Test 4: Pressing Or Massaging Your Upper Neck Can Increase Or Decrease Your Headache
Firm pressure or massage around your upper neck or the base of your skull can temporarily increase or relieve your headache. Often people with cervicogenic headaches say they instinctively massage, press or stretch their neck when they have a headache because it feels better for a while. You may also find that pressing on a certain point in your upper neck “connects” with the pain in your head, as it refers pain to your temples, eyes, jaw area or the side of your head.

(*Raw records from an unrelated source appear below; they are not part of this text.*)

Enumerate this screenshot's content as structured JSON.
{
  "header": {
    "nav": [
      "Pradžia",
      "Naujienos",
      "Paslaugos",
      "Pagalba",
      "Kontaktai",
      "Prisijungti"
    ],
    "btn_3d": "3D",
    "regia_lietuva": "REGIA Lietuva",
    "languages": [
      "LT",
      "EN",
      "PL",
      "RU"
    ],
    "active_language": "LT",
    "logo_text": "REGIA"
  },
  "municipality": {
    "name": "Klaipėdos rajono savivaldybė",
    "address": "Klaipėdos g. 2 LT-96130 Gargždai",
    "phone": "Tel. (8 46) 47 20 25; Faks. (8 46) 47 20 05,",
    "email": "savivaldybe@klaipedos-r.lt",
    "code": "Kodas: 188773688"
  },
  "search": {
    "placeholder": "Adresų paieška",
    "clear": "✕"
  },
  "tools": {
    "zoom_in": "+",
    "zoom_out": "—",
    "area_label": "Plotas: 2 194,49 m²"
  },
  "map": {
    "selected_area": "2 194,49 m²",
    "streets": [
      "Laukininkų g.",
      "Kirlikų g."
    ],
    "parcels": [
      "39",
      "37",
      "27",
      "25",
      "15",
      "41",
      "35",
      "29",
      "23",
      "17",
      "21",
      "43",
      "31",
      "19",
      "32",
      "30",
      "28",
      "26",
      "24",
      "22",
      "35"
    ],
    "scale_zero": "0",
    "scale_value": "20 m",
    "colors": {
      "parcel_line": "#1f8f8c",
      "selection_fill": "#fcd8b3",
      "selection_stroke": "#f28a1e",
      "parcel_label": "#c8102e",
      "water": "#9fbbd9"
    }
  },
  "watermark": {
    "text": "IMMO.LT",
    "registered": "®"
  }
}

These four simple self-tests will give you an idea of whether your headaches may be coming from your neck. Even if your neck is only part of the problem, effectively treating your neck can significantly reduce your headache frequency and intensity. Less headaches means less impact on your work and social life, and importantly it can also significantly reduce your need for pain killer medications.
How Can Physiotherapy Treat Cervicogenic Headaches?
Effective physio management of cervicogenic headaches involves a combination of three things;
1. Manual therapy (hands-on treatment) for acute pain relief
2. Exercise including specific muscle strengthening, mobility drills, and functional strengthening. Like with most musculoskeletal things, the stronger you are the better and more resilient you are.
3. Correction of other contributing factors such as ergonomics (especially relating to extended periods on laptops, tablets/iPads or smartphones) or lifestyle issues such as being excessively sedentary or ensuring your optical prescription is correct.